Os boatos correm. Segundo algumas fontes haveria um acordo para que o capitão reformado desistisse da reeleição em troca de proteção aos filhos, todos implicados em crimes. Corre nas redes sociais a reprodução de um  twitter do deputado Paulo Pimenta a respeito de uma possível prisão de Carluxo, o 02, após os incidentes de 7 de setembro. Avisado por Temer, o mais recente articulador da república das bananas, Bozo teria ligado para o ministro Alexandre de Moraes e, aos prantos, implorado perdão pelos ataques ao STF em troca da liberdade do filhote.

As fontes são confiáveis? Não sei dizer. A meu ver, tudo isso não passa de boataria. O execrável está em franca campanha para a reeleição e pelos últimos resultados apresentados pelo PoderData ele já teria alcançado 30% da intenção de votos, ficando atrás do favorito Lula em apenas dez pontos percentuais. Ora, isso a um ano das eleições é nada. Se os efeitos da pandemia forem contornados e o auxílio emergencial restabelecido, o panorama poderá ser alterado em favor do genocida. E não se iludam: se houver a polarização prevista, o quarto poder mais uma vez apostará no “menos pior”, diante da “falta de opção.”

Vem chumbo grosso por aí. Com a máquina administrativa na mão, recursos financiados por empresários tipo ‘véio da Havan’, respaldo dos militares e o domínio das mídias digitais sob o tutorial de Steve Bannon, é possível que se repita o desastre de 2018. Naquela época já eram claras as opções fascistas, as inclinações criminosas dessa gente e, no entanto, lhes foi dado um voto de confiança porque o criminoso era o outro, condenado em duas instâncias e devidamente encarcerado para não atrapalhar o projeto comprado pela maioria da população influenciada pelas mídias hegemônicas.
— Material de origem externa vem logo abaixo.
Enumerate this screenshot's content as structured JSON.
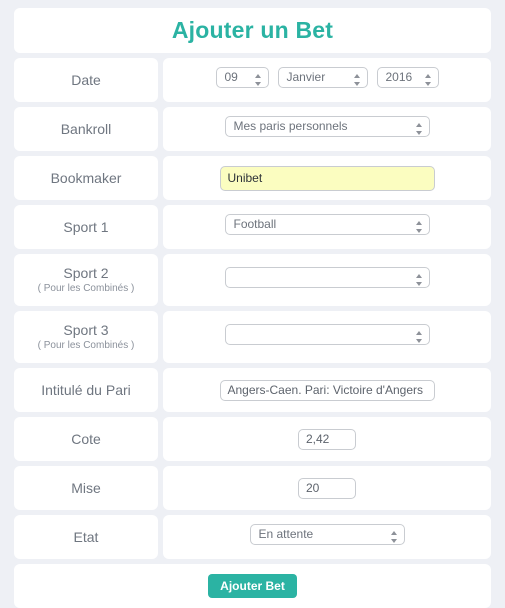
{
  "title": "Ajouter un Bet",
  "accent_color": "#2bb3a3",
  "background_color": "#eef0f5",
  "card_color": "#ffffff",
  "autofill_color": "#fbfdc0",
  "rows": {
    "date": {
      "label": "Date",
      "day": "09",
      "month": "Janvier",
      "year": "2016"
    },
    "bankroll": {
      "label": "Bankroll",
      "value": "Mes paris personnels"
    },
    "bookmaker": {
      "label": "Bookmaker",
      "value": "Unibet"
    },
    "sport1": {
      "label": "Sport 1",
      "value": "Football"
    },
    "sport2": {
      "label": "Sport 2",
      "sublabel": "( Pour les Combinés )",
      "value": ""
    },
    "sport3": {
      "label": "Sport 3",
      "sublabel": "( Pour les Combinés )",
      "value": ""
    },
    "intitule": {
      "label": "Intitulé du Pari",
      "value": "Angers-Caen. Pari: Victoire d'Angers"
    },
    "cote": {
      "label": "Cote",
      "value": "2,42"
    },
    "mise": {
      "label": "Mise",
      "value": "20"
    },
    "etat": {
      "label": "Etat",
      "value": "En attente"
    }
  },
  "submit": {
    "label": "Ajouter Bet"
  }
}
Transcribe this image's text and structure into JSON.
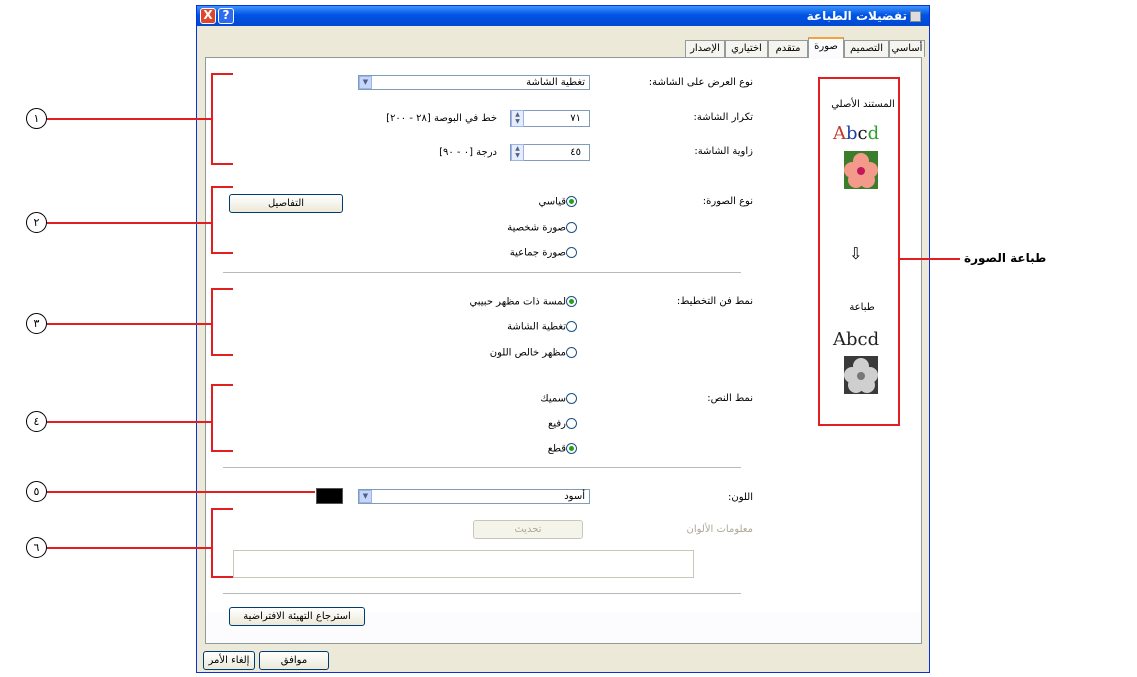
{
  "window": {
    "title": "تفضيلات الطباعة",
    "close_glyph": "X",
    "help_glyph": "?"
  },
  "tabs": [
    {
      "label": "أساسي"
    },
    {
      "label": "التصميم"
    },
    {
      "label": "صورة"
    },
    {
      "label": "متقدم"
    },
    {
      "label": "اختياري"
    },
    {
      "label": "الإصدار"
    }
  ],
  "screen": {
    "type_label": "نوع العرض على الشاشة:",
    "type_value": "تغطية الشاشة",
    "frequency_label": "تكرار الشاشة:",
    "frequency_value": "٧١",
    "frequency_unit": "خط في البوصة [٢٨ - ٢٠٠]",
    "angle_label": "زاوية الشاشة:",
    "angle_value": "٤٥",
    "angle_unit": "درجة [٠ - ٩٠]"
  },
  "image_type": {
    "label": "نوع الصورة:",
    "options": [
      "قياسي",
      "صورة شخصية",
      "صورة جماعية"
    ],
    "selected": 0,
    "details_button": "التفاصيل"
  },
  "layout_style": {
    "label": "نمط فن التخطيط:",
    "options": [
      "لمسة ذات مظهر حبيبي",
      "تغطية الشاشة",
      "مظهر خالص اللون"
    ],
    "selected": 0
  },
  "text_style": {
    "label": "نمط النص:",
    "options": [
      "سميك",
      "رفيع",
      "قطع"
    ],
    "selected": 2
  },
  "color": {
    "label": "اللون:",
    "value": "أسود",
    "swatch": "#000000",
    "info_label": "معلومات الألوان",
    "update_button": "تحديث"
  },
  "restore_button": "استرجاع التهيئة الافتراضية",
  "ok_button": "موافق",
  "cancel_button": "إلغاء الأمر",
  "preview": {
    "original_label": "المستند الأصلي",
    "print_label": "طباعة",
    "sample_text": "Abcd",
    "arrow": "⇩"
  },
  "callouts": [
    "١",
    "٢",
    "٣",
    "٤",
    "٥",
    "٦"
  ],
  "annotation_label": "طباعة الصورة",
  "colors": {
    "highlight": "#e02020",
    "titlebar": "#0054e3"
  }
}
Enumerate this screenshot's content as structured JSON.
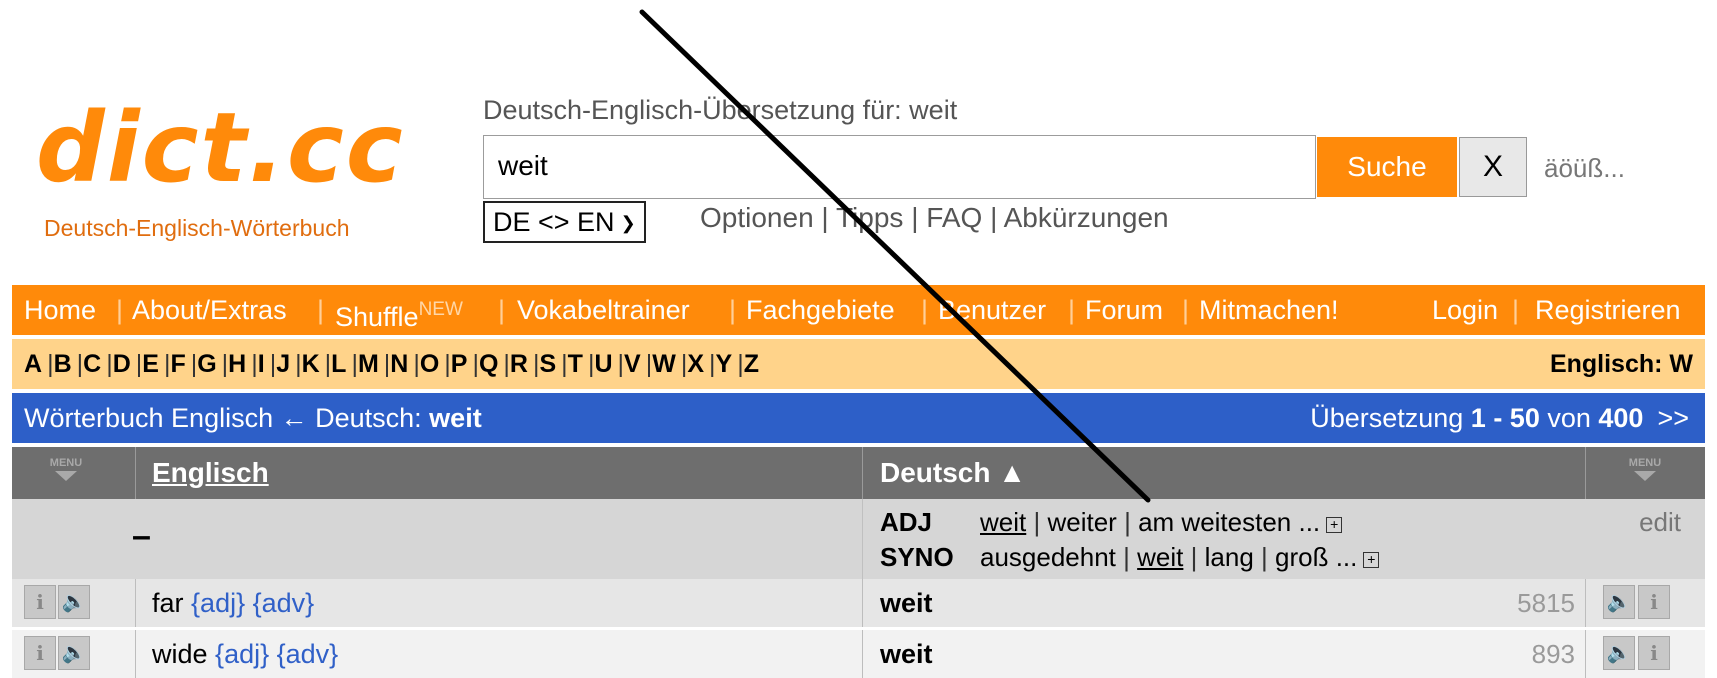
{
  "logo": {
    "text": "dict.cc",
    "subtitle": "Deutsch-Englisch-Wörterbuch"
  },
  "search": {
    "label": "Deutsch-Englisch-Übersetzung für: weit",
    "value": "weit",
    "search_button": "Suche",
    "clear_button": "X",
    "special_chars": "äöüß..."
  },
  "lang_select": {
    "value": "DE <> EN"
  },
  "links": {
    "options": "Optionen",
    "tips": "Tipps",
    "faq": "FAQ",
    "abbr": "Abkürzungen"
  },
  "nav": {
    "home": "Home",
    "about": "About/Extras",
    "shuffle": "Shuffle",
    "new_badge": "NEW",
    "trainer": "Vokabeltrainer",
    "fields": "Fachgebiete",
    "users": "Benutzer",
    "forum": "Forum",
    "contribute": "Mitmachen!",
    "login": "Login",
    "register": "Registrieren"
  },
  "alphabet": {
    "letters": [
      "A",
      "B",
      "C",
      "D",
      "E",
      "F",
      "G",
      "H",
      "I",
      "J",
      "K",
      "L",
      "M",
      "N",
      "O",
      "P",
      "Q",
      "R",
      "S",
      "T",
      "U",
      "V",
      "W",
      "X",
      "Y",
      "Z"
    ],
    "current": "Englisch: W"
  },
  "title_bar": {
    "prefix": "Wörterbuch Englisch ← Deutsch: ",
    "term": "weit",
    "range_prefix": "Übersetzung ",
    "range": "1 - 50",
    "range_mid": " von ",
    "total": "400",
    "next": ">>"
  },
  "table": {
    "menu_label": "MENU",
    "col_en": "Englisch",
    "col_de": "Deutsch ▲",
    "syno": {
      "dash": "–",
      "adj_tag": "ADJ",
      "adj_forms": [
        "weit",
        "weiter",
        "am weitesten ..."
      ],
      "syno_tag": "SYNO",
      "syno_words": [
        "ausgedehnt",
        "weit",
        "lang",
        "groß ..."
      ],
      "edit": "edit"
    },
    "rows": [
      {
        "en": "far",
        "en_tags": "{adj} {adv}",
        "de": "weit",
        "votes": "5815"
      },
      {
        "en": "wide",
        "en_tags": "{adj} {adv}",
        "de": "weit",
        "votes": "893"
      }
    ]
  }
}
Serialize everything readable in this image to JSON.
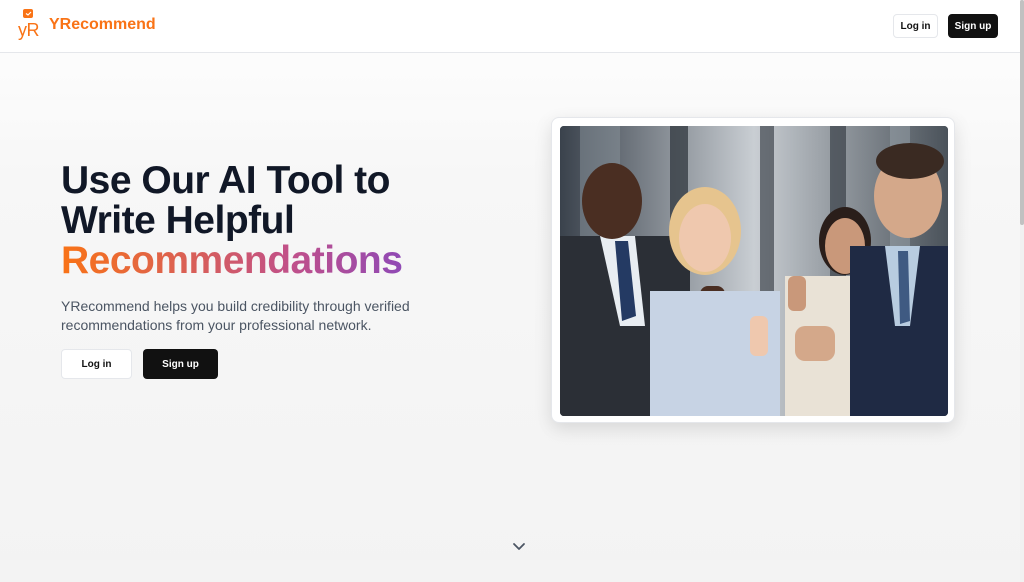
{
  "header": {
    "logo_text": "yR",
    "brand": "YRecommend",
    "login_label": "Log in",
    "signup_label": "Sign up"
  },
  "hero": {
    "title_line1": "Use Our AI Tool to",
    "title_line2": "Write Helpful",
    "title_line3": "Recommendations",
    "subtitle": "YRecommend helps you build credibility through verified recommendations from your professional network.",
    "login_label": "Log in",
    "signup_label": "Sign up"
  },
  "image": {
    "icon": "team-photo"
  },
  "colors": {
    "brand": "#f97316",
    "gradient_start": "#f97316",
    "gradient_end": "#6d45d4",
    "primary_button": "#111111"
  }
}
Além disso, o pessoal do “nem… nem…” insiste desesperadamente na busca de uma terceira via que restaure a “ordem democrática” e combata a corrupção. Vários nomes vêm sendo cotados, mas nenhum deles é mais forte que o do ex-juiz Sérgio Moro. Tanto que Mandetta e Dória que oscilam entre 3 e 5% nas pesquisas de opinião já se assanham à procura de apoio e de uma possível composição de chapa. O marreco de Maringá, apesar de todos os malfeitos, ainda povoa o imaginário das camadas médias e da elite como o ‘salvador da pátria’, o único com poder de  romper a polarização que assusta os que detestam o PT, mas hoje se encontram decepcionados com a extrema direita bolsonarista.

Há um ano e meio, quando deixou o governo que ajudou a eleger, Moro foi absolvido pela mesma gente que batia panelas contra o capitão que começava a decepcioná-los. Jamais escondeu seus propósitos políticos. Anda dizendo por aí que aspira a uma cadeira no Senado, mas suas ambições são bem maiores. Enquanto Dória, Mandetta, Pacheco, Leite, Tebet são esperanças vagas para a concretização de uma terceira via que parece cada vez mais desidratada, Moro corre por fora. Atenção!

Os leitores estão me achando pessimista? De fato, estou. Quem viveu num país que já foi a sexta economia mundial, mandou às universidades os filhos das classes desfavorecidas, saiu do mapa da fome e respirou ares democráticos, em último caso só me resta comprar uma passagem para o exterior e dar uma de Ciro. Com um francês precário, sobrou Lisboa, onde, inclusive, morei por alguns meses e tenho alguns amigos.  Após uma vida inteira de trabalho, acho que mereço um final tranquilo, longe de toda essa lambança.